Waardoor de monteur de werkschakelaar uit kan zetten, en deze met een slot kan vergrendelen. Hierdoor weet de monteur zeker dat niemand anders de installatie onverhoopt kan inschakelen. En hij veilig kan werken. In de elektrotechniek is een schakelaar een elektrische component die het geleidende pad in een elektrisch circuit verbindt of ontkoppelt. Het meest voorkomende type schakelaar is een elektromechanisch apparaat dat bestaat uit een of meer sets van beweegbare elektrische contacten.
Werkschakelaars hebben meerdere sets contacten
Schakelaars worden in veel verschillende configuraties gemaakt. Ze hebben vaak meerdere sets contacten. Deze zijn gekoppeld en vanuit dezelfde knop of actuator bediend. De contacten kunnen gelijktijdig, opeenvolgend of afwisselend werken. Een schakelaar kun je handmatig bedienen. Voorbeelden zijn een werkschakelaar, lichtschakelaar of een toetsenbordknop.
Maar kan ook functioneren als een detectie-element om de positie van een machinedeel, vloeistofniveau, druk of temperatuur te detecteren, zoals een thermostaat. Er bestaan vele gespecialiseerde vormen, zoals de tuimelschakelaar, werkschakelaar, draaischakelaar, kwikschakelaar, drukknopschakelaar, omkeerschakelaar, relais en stroomonderbreker.
De meest bekende vorm van schakelaar is een handmatig bediend elektromechanisch apparaat met een of meer sets elektrische contacten, die zijn aangesloten op externe circuits. Elke set contacten kan in een van twee toestanden zijn: ofwel "gesloten", ofwel "open". Het mechanisme dat de overgang tussen deze twee toestanden activeert (open of gesloten) is meestal een "aan-uit actie": zet de schakelaar voor continu "aan" of "uit". Of een "kortstondig actie": druk op voor "aan" en laat los voor "uit".
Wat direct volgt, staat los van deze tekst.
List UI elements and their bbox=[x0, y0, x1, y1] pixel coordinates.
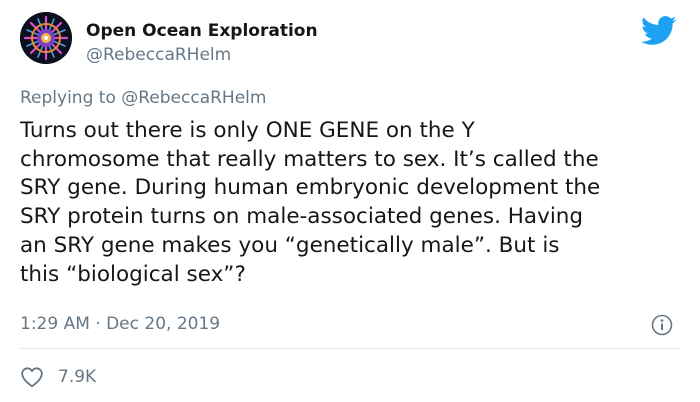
info-icon[interactable] bbox=[651, 314, 673, 336]
reply-prefix: Replying to bbox=[20, 88, 116, 108]
tweet-text-line: SRY gene. During human embryonic develop… bbox=[20, 175, 601, 201]
twitter-bird-icon[interactable] bbox=[641, 16, 677, 46]
like-button[interactable]: 7.9K bbox=[20, 364, 96, 390]
display-name[interactable]: Open Ocean Exploration bbox=[86, 21, 318, 41]
tweet-timestamp[interactable]: 1:29 AM · Dec 20, 2019 bbox=[20, 314, 220, 334]
heart-icon[interactable] bbox=[20, 366, 44, 388]
tweet-text-line: SRY protein turns on male-associated gen… bbox=[20, 204, 584, 230]
tweet-text: Turns out there is only ONE GENE on the … bbox=[20, 117, 690, 289]
reply-context: Replying to @RebeccaRHelm bbox=[20, 88, 266, 108]
tweet-text-line: Turns out there is only ONE GENE on the … bbox=[20, 118, 475, 143]
reply-mention-link[interactable]: @RebeccaRHelm bbox=[121, 88, 266, 108]
avatar[interactable] bbox=[20, 12, 72, 64]
tweet-text-line: chromosome that really matters to sex. I… bbox=[20, 146, 599, 172]
user-handle[interactable]: @RebeccaRHelm bbox=[86, 45, 231, 65]
tweet-card: Open Ocean Exploration @RebeccaRHelm Rep… bbox=[0, 0, 700, 402]
tweet-text-line: an SRY gene makes you “genetically male”… bbox=[20, 232, 560, 258]
jellyfish-avatar-icon bbox=[20, 12, 72, 64]
tweet-text-line: this “biological sex”? bbox=[20, 261, 246, 287]
like-count: 7.9K bbox=[58, 367, 97, 387]
divider bbox=[20, 348, 680, 349]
Een werkschakelaar bedien je direct
De mens kan direct een schakelaar bedienen , zoals een werkschakelaar of computertoetsenbordknop. Maar ook om de stroomtoevoer in een circuit, zoals een lichtschakelaar, te regelen. Automatisch bediende schakelaars gebruikt men bijvoorbeeld om de bewegingen van machines te regelen. Een voorbeeld is een schakelaar om aan te geven dat een garagedeur zijn volledig open positie heeft bereikt.
Of dat een werktuigmachine zich in een positie bevindt om een ander werkstuk te accepteren. Schakelaars in het algemeen bedien je ook door procesvariabelen zoals druk, temperatuur, flow, stroom, spanning en kracht. Die als sensoren in een proces werken en een systeem automatisch regelen. Een thermostaat is bijvoorbeeld een temperatuurgestuurde schakelaar die je gebruikt om een verwarmingsproces te regelen.
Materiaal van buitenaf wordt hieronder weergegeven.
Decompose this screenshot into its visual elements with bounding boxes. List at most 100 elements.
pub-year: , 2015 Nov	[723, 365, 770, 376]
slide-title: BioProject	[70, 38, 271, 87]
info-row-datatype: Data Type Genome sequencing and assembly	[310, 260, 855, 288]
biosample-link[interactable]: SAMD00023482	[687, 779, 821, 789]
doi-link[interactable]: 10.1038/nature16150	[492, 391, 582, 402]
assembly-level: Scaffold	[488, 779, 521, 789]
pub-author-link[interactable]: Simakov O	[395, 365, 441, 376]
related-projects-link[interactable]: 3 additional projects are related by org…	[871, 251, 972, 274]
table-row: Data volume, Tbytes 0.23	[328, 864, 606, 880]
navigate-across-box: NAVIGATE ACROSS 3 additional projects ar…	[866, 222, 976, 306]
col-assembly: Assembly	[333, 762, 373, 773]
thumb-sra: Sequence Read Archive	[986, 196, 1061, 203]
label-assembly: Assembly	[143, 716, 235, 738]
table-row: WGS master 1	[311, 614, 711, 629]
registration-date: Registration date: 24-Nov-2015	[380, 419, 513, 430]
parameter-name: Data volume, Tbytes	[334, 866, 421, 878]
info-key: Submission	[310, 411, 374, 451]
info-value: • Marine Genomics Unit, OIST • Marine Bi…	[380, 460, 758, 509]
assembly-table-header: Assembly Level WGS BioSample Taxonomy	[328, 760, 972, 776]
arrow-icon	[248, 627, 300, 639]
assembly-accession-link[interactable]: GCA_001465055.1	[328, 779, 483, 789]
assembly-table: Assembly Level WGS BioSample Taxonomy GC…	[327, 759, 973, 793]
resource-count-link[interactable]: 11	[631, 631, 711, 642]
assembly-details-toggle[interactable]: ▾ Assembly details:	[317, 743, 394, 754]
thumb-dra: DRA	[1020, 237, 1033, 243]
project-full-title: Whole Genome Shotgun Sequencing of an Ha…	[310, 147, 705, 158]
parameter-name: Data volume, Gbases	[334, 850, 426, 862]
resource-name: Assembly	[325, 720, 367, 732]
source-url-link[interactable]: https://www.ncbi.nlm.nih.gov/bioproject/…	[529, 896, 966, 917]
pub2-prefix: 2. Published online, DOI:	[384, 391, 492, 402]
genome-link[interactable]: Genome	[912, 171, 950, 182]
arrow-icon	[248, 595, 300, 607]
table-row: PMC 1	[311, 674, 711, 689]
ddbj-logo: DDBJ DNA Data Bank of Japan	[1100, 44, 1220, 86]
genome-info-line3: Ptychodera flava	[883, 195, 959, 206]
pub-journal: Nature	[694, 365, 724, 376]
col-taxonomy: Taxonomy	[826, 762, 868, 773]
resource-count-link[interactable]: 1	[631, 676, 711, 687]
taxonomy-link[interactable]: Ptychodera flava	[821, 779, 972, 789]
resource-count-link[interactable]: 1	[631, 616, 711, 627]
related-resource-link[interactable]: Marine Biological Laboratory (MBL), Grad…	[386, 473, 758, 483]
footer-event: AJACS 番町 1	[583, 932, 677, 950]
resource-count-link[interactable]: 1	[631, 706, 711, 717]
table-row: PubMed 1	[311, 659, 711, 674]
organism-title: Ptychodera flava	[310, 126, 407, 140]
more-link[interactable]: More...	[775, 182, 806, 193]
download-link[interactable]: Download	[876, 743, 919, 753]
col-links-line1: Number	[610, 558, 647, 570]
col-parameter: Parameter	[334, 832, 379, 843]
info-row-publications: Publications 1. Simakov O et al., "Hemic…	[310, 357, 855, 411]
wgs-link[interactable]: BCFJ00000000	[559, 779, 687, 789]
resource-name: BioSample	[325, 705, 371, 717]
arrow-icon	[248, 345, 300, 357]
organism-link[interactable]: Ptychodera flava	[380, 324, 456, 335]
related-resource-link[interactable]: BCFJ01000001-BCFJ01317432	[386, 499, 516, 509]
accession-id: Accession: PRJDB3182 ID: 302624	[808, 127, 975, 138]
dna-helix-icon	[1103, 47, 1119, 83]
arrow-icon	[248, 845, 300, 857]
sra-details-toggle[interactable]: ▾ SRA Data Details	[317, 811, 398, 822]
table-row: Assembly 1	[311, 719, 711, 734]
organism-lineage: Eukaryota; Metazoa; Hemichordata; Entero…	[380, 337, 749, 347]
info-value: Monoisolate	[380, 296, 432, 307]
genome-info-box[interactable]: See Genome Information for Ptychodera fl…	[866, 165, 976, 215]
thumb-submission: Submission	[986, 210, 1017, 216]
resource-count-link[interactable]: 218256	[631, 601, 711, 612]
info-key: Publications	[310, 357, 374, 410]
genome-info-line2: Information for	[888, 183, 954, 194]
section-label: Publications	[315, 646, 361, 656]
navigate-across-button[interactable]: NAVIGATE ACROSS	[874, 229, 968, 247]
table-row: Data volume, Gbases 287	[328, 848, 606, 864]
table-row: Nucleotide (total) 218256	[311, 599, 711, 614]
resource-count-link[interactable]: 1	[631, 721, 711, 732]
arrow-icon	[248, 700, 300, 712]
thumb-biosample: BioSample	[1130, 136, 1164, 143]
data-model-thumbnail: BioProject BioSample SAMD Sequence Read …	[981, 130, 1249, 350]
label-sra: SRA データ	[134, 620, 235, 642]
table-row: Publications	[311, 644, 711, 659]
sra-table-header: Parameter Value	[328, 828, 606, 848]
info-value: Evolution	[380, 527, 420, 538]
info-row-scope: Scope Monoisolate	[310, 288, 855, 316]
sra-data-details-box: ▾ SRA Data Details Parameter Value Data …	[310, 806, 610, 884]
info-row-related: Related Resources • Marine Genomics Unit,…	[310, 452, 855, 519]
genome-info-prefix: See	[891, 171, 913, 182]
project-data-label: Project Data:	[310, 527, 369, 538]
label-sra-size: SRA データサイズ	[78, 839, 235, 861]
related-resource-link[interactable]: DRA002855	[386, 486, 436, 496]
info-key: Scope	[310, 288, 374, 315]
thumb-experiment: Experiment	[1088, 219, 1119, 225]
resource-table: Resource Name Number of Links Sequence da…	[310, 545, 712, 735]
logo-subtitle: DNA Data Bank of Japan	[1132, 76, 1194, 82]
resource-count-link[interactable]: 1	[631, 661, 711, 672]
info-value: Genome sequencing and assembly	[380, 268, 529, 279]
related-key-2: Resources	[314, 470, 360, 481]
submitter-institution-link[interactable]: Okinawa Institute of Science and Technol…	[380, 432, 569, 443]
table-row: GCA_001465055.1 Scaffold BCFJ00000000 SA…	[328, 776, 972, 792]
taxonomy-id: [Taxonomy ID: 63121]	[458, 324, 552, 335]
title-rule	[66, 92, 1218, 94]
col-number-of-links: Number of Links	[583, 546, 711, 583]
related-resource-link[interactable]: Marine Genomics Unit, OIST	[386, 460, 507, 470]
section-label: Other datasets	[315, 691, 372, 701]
Een schakelaar die is bediend door een ander elektrisch circuit wordt een relais genoemd. Grote schakelaars kun je ook op afstand bedienen door een motoraandrijfmechanisme te gebruiken. De werkschakelaar daarentegen gebruik je om elektrische stroom van een systeem te isoleren en bieden een zichtbaar isolatiepunt.
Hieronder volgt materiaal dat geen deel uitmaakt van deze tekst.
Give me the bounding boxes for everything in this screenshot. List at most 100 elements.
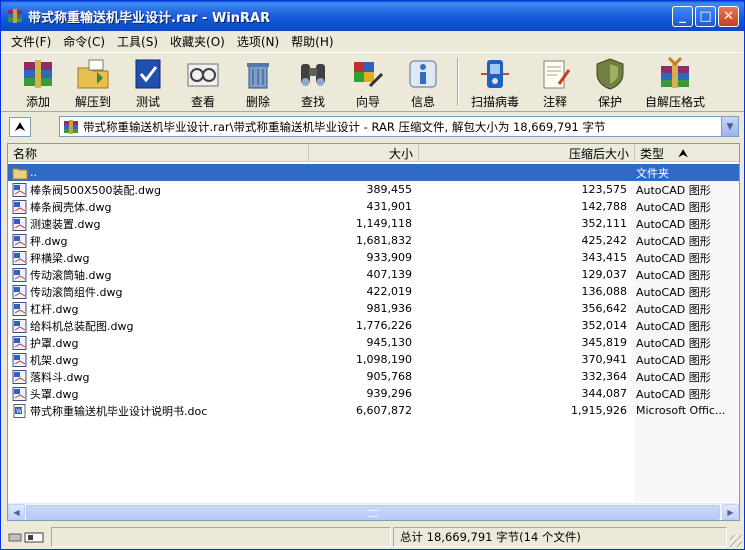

Men kan de schakelaar indien nodig (handmatig) vergrendelen om onbedoelde bediening van een machine tijdens onderhoud te voorkomen of om elektrische schokken te voorkomen. Een ideale schakelaar heeft geen spanningsval als deze gesloten is, en heeft geen limieten voor spanning of stroomsterkte. In de praktijk schieten schakelaars tekort bij dit ideaal. Dit komt door ruwheid en oxidefilms op de contacten. Hierdoor vertonen ze contactweerstand, en daardoor beperkingen van de stroom en spanning die ze aankunnen.